Generally, you would want to write this in a map editor like Doom Builder, in a quick test map, to weed out any scripting errors before you try to compile it for real.

Next, after you have the script written into a normal .txt (We'll say SOMEACS.txt), drag and drop it into ACC.exe, which can usually be found in your Doom Builder directory. If it compiled successfully (and this is why you try it in Doom Builder first, so you can see the errors), then you should have SOMEACS.o. Import this file into your wad between A_START and A_END markers, or into a pk3 in the ACS folder. Next, create a lump called LOADACS, and add the filename (minus the file extension), such as "SOMEACS" on its own line. If you wanted multiple entries, they each have to go in their own lines, such as:


It should be that simple. That script should print "Hello World!" on map start, even on stock Doom 2 maps. There are some things to note, however.

  • The library name has to be eight characters or less, and each library name must be unique.
  • Keep the filename for the ACS and the library name the same. Certain things take filename and certain things like the library name. If both names are the same, there's no problem.
  • This only works if the script number isn't already taken. If LoadACS loads a script 100, and the map already has a script 100, it usually uses the map's script, but you shouldn't rely on that.
  • "Open-source" ACS is a copy of the ACS scripts that are uncompiled.
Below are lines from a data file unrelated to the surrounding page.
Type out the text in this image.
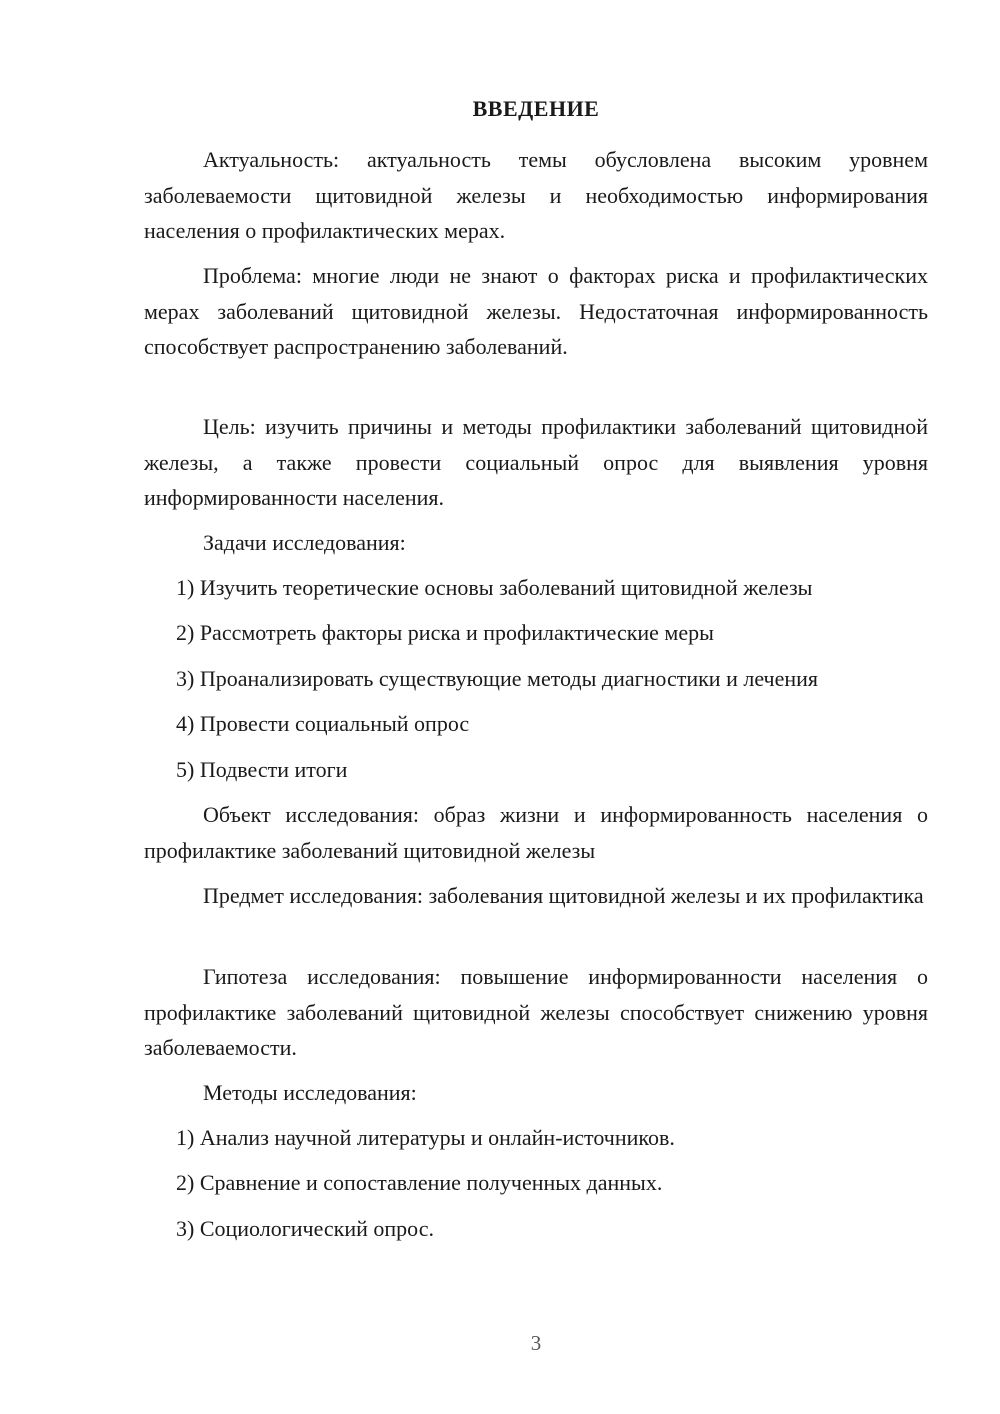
ВВЕДЕНИЕ

Актуальность: актуальность темы обусловлена высоким уровнем заболеваемости щитовидной железы и необходимостью информирования населения о профилактических мерах.

Проблема: многие люди не знают о факторах риска и профилактических мерах заболеваний щитовидной железы. Недостаточная информированность способствует распространению заболеваний.

Цель: изучить причины и методы профилактики заболеваний щитовидной железы, а также провести социальный опрос для выявления уровня информированности населения.

Задачи исследования:
1) Изучить теоретические основы заболеваний щитовидной железы
2) Рассмотреть факторы риска и профилактические меры
3) Проанализировать существующие методы диагностики и лечения
4) Провести социальный опрос
5) Подвести итоги

Объект исследования: образ жизни и информированность населения о профилактике заболеваний щитовидной железы

Предмет исследования: заболевания щитовидной железы и их профилактика

Гипотеза исследования: повышение информированности населения о профилактике заболеваний щитовидной железы способствует снижению уровня заболеваемости.

Методы исследования:
1) Анализ научной литературы и онлайн-источников.
2) Сравнение и сопоставление полученных данных.
3) Социологический опрос.
3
Even if you think you're done with these scripts, it's helpful to keep around in case you need to edit it later on, or if someone else wants to see how you did things, and it's always helpful to keep in the wad itself.
  • If a mod is very ACS-heavy, it's a good idea to keep scripts relatively compartmentalized into different entries in LoadACS. One file for monsters and one file for weapons, for example, can help keep things easy if you want to make a change to one without having to recompile the whole thing.
  • If a file called acs.err is created by ACC.exe instead of what you were expecting, there was an error in compiling, and acs.err should help with finding what it is. It opens like a standard .txt. However, it's a lot faster to write and test in Doom Builder, where you would get an error immediately, and compiles with a single button, before you finally compile it with ACC.exe.